The phase 3 trial, the results of which were published on October 23 in The Lancet Neurology, found that 12 percent of people who received the high-dose form of the vitamin, called MD1003 and manufactured by MedDay Pharmaceuticals, at a dose of 100 milligrams (mg) three times per day, showed improvement on the expanded disability status scale (EDSS) and the timed 25-foot walk (T25-FW) test. EDSS and T25-FW are both commonly used assessments of disability in MS. But biotin’s performance was only slightly better than that of the trial’s placebo, according to the study authors. In all, 9 percent of the study participants with progressive MS who received placebo treatments improved their EDSS and T25-FW results. “The study did not find a beneficial effect of high-dose biotin in improving disability outcomes in persons with not-active progressive forms of MS,” says the lead author, Bruce A. C. Cree, MD, PhD, the George A. Zimmermann Endowed Professor in Multiple Sclerosis in the department of neurology at the University of California in San Francisco. “Some people with progressive MS may benefit symptomatically from high-dose biotin — for example, the study suggests that there could be improvements in walking speed — and [there may be] a beneficial effect of MD1003 after long-term treatment,” he adds. “Further study would be needed to determine if any of these possible beneficial effects could be replicated.” Biotin, or vitamin B7, is found in meat, fish, eggs, nuts, seeds, and some vegetables. But the studies on biotin for MS have used much higher amounts than are found in food — in fact, they used up to 10,000 times the amount recommended to meet nutritional needs (30 micrograms per day).

Results Don’t Support Theories for How Biotin Could Help

It was thought that the B vitamin could help slow or even reverse the loss of protective myelin around nerve fibers, which is a major cause of disability in progressive MS. It would do this by boosting several enzymes involved in producing cellular energy, allowing nerve cells to continue transmitting signals even with damaged myelin. Biotin may also increase the production of fats needed to make myelin. Earlier studies of MD1003 — which delivers a 300 mg daily dose of biotin — found that some people with progressive MS who took it saw improvements in disability. But these studies were small, and found that the vitamin only helped just over 10 percent of those taking it. The phase 3 study by Dr. Cree and his colleagues — phase 3 trials are the final step in the drug-approval process — evaluated high-dose biotin in 642 people with progressive MS, 65 percent of whom had secondary-progressive MS. In all, 326 received biotin at a dose of 100 mg three times per day and 316 were given a placebo, which has no therapeutic effect. Seven percent of the study participants who received high-dose biotin had improvement in EDSS scores at 12 months, compared with 6 percent of those treated with placebo. Similarly, 7 percent of those on high-dose biotin had improved performance on the T25-FW test at month 12, compared with 3 percent of those on placebo.
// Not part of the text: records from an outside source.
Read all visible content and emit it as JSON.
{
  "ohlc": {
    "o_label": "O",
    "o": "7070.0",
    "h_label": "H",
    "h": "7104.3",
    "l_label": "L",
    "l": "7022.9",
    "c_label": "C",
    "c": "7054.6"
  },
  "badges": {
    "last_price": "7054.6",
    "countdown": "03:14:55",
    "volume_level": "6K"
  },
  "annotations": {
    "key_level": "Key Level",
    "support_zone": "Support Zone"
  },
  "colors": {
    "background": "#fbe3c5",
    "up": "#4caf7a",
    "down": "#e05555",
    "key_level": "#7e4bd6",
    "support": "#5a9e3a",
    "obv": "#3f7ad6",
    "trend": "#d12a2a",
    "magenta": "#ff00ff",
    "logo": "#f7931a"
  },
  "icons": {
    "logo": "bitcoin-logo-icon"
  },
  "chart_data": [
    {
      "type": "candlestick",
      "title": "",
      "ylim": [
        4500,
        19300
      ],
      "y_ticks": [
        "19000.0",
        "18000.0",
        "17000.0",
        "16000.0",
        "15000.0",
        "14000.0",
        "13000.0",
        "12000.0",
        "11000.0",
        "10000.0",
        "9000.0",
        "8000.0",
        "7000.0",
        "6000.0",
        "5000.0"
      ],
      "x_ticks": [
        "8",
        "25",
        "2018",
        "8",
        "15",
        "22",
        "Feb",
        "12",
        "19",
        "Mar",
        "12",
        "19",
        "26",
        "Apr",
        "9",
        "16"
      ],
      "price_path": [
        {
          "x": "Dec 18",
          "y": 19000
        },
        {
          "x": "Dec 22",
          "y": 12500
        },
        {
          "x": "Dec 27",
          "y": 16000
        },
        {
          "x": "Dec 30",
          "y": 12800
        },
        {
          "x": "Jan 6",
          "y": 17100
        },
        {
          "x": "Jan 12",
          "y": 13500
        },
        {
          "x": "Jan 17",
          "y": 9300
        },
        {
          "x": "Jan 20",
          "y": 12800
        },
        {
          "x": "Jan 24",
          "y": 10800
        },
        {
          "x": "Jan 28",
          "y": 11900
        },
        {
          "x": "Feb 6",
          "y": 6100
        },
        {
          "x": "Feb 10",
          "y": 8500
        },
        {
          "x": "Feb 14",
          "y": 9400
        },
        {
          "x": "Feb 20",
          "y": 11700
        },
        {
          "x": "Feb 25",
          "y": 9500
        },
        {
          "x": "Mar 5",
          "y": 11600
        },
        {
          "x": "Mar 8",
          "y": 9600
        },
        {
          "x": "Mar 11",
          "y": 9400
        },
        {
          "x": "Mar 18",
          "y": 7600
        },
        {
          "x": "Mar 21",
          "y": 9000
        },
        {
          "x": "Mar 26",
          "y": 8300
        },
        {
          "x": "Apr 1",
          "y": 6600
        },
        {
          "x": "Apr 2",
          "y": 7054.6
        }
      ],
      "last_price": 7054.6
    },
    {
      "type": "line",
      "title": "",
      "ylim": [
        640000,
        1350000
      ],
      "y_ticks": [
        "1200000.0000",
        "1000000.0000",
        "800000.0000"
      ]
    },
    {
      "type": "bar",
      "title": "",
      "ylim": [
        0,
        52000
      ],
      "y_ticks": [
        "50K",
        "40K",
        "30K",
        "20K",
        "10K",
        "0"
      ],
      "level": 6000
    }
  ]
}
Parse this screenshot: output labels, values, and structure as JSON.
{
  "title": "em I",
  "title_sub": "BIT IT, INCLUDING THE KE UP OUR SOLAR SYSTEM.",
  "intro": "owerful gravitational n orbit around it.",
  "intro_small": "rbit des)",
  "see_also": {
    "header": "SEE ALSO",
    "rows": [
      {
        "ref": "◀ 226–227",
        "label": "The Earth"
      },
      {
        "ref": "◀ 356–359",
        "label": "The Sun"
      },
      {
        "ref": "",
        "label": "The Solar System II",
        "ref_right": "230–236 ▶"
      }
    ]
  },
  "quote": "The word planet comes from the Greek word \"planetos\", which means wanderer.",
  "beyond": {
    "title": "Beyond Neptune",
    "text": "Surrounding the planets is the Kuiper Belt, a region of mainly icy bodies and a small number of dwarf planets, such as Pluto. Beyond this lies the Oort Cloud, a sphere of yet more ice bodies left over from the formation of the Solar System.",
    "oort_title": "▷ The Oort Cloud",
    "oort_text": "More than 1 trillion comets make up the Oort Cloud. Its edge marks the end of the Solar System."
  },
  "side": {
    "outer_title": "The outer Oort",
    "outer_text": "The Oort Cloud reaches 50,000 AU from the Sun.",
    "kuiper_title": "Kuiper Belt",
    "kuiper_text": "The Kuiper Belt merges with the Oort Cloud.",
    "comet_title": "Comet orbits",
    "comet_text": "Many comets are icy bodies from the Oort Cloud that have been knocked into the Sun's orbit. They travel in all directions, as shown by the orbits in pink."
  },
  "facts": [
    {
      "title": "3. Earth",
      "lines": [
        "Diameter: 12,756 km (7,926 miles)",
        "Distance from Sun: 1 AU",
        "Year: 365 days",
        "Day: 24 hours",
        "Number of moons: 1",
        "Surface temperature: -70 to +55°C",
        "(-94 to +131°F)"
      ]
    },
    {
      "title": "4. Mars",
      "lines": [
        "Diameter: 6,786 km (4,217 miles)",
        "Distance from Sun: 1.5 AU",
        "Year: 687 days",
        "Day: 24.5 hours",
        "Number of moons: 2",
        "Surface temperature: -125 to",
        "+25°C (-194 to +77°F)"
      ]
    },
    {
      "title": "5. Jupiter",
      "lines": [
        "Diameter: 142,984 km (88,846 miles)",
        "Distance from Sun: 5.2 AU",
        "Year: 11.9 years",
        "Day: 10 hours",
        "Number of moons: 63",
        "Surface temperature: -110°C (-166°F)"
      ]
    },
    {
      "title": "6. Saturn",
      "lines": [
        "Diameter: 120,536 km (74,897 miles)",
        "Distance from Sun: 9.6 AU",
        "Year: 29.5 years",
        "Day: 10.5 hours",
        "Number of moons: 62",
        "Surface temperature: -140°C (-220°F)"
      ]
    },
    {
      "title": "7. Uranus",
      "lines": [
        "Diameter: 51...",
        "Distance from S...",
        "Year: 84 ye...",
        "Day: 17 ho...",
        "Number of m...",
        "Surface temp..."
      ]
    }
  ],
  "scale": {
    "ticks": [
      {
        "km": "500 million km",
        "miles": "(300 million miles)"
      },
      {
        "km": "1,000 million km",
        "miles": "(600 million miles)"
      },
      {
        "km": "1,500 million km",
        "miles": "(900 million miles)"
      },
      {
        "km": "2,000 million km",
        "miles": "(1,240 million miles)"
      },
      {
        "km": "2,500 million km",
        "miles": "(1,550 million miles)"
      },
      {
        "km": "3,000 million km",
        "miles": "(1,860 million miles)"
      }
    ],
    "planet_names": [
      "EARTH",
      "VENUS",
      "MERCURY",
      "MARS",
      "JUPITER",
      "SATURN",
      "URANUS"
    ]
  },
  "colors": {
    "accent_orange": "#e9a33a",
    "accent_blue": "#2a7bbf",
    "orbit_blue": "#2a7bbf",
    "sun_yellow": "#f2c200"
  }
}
Just 12 percent of study participants on MD1003 showed improvement on both measures, the researchers say.

A High Rate of Side Effects or Adverse Events

In addition, about 25 percent of people in both groups experienced at least one serious treatment-related side effect or adverse event, with nervous system disorders, most commonly MS relapse, being the most common. Administration of high-dose biotin also led to inaccurate laboratory results for tests using biotinylated antibodies — blood proteins with biotin attached to them — the researchers found. Overall, about 85 percent of participants in both groups had a treatment-related adverse event by the end of the study, the researchers say. Barry Wolf, MD, PhD, a pediatric geneticist at the Ann and Robert H. Lurie Children’s Hospital of Chicago, believes studies of high-dose biotin have given people with MS false hope and argues that side effects with the B vitamin are problematic “at such mega-doses.” Dr. Wolf specializes in biotinidase deficiency, a genetic disorder in which the body has problems processing biotin; he is not a neurologist, nor does he have expertise in MS. But biotinidase deficiency produces symptoms similar to those of MS and is treated with the B vitamin, he says. As Cree wrote in the summary of the study’s findings, “[Our] study does not support ongoing use of MD1003 and by extension other forms of high-dose biotin in persons with progressive MS. Because of the possible deleterious consequences of misinterpretation of inaccurate laboratory tests that are influenced by high serum concentrations of biotin, the risks of treatment outweigh potential benefits for most MS patients.”